The main strength of this work lies in combining a diagnostic study for exploratory analysis leading to identification of LC candidates that were then evaluated in two prospective studies. This is a unique approach to identification of potential cancer candidate markers. Through this approach we could also evaluate expression trends of the candidate genes in individuals prior to LC diagnosis. In addition, the diagnostic study included symptomatic individuals (FalsePos) instead of healthy controls, which resembles a screening situation. Further, we included all subtypes and LC stages in this work.

This work has some limitations that should be addressed in future studies. Although we initially identified 27 unique candidate genes in the diagnostic study based on RNA-seq analysis, one gene was excluded due to limited annotations and 12 genes were excluded because of too low signal intensities in the microarray dataset (NOWAC study), as the majority (72%) of the prospective specimens in this work were from the NOWAC study. However, these 12 genes could potentially be relevant genes associated with LC, and future studies should ideally use RNA-seq instead of microarrays for genome-wide expression analyses. In addition, expression differences in the prospective studies could have been affected by different sampling systems, as blood specimens in the NOWAC and HUNT3 studies were collected using PAXgene and Tempus tubes, respectively74. Further, smoking information in the diagnostic study was not found to be reliable beyond smoking status, in contrast to the more detailed smoking information available in the prospective studies. Therefore, not adjusting for a more detailed information of smoking habits could have resulted in a residual confounding by smoking in the diagnostic study analysis, and potentially also explain why we observe better LC discriminative ability of the candidate gene markers in the ROC curve analysis in the diagnostic study compared to prospective studies. In addition, the time to diagnosis analyses in the prospective studies have been performed on different individuals with different time to LC diagnosis. No longitudinal analyses of same individuals could be performed since whole blood specimens of the included individuals were not available at multiple time points prior to LC diagnosis.

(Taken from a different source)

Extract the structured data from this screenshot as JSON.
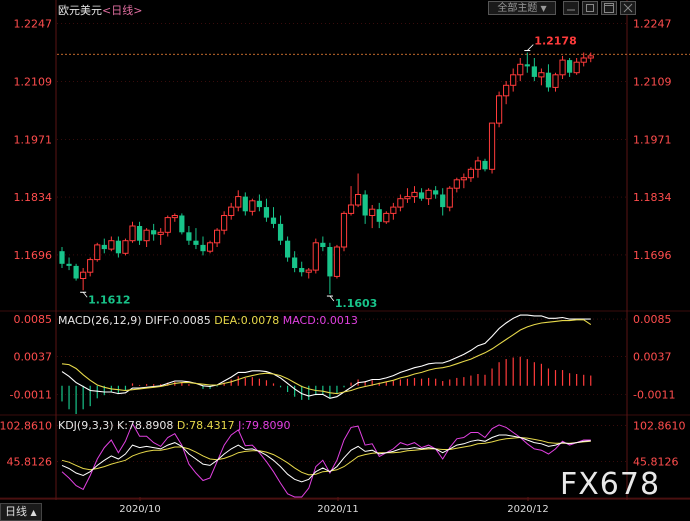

In summary, we identified 14 LC candidate genes from whole blood specimens using both diagnostic and prospective studies. High expression of several candidate genes was strongly associated with lower LC survival in the diagnostic study, and the strongest associations were observed for ANXA3 and ARG1 in prospective late-stage LC cases, especially within two years of LC diagnosis. Blood cell type estimates of CD4 T cells, NK cells and especially neutrophils were strongly associated with LC in the diagnostic study and improved the LC discriminative ability at diagnosis beyond inclusion of the candidate genes.

Conclusion

Our results indicate that increased expression of ANXA3, ARG1 and HP can be detected in whole blood specimens both at and close to LC diagnosis beyond LC-associated changes in blood cell type proportions, and that these genes represent diagnostic and prognostic markers of late-stage LC.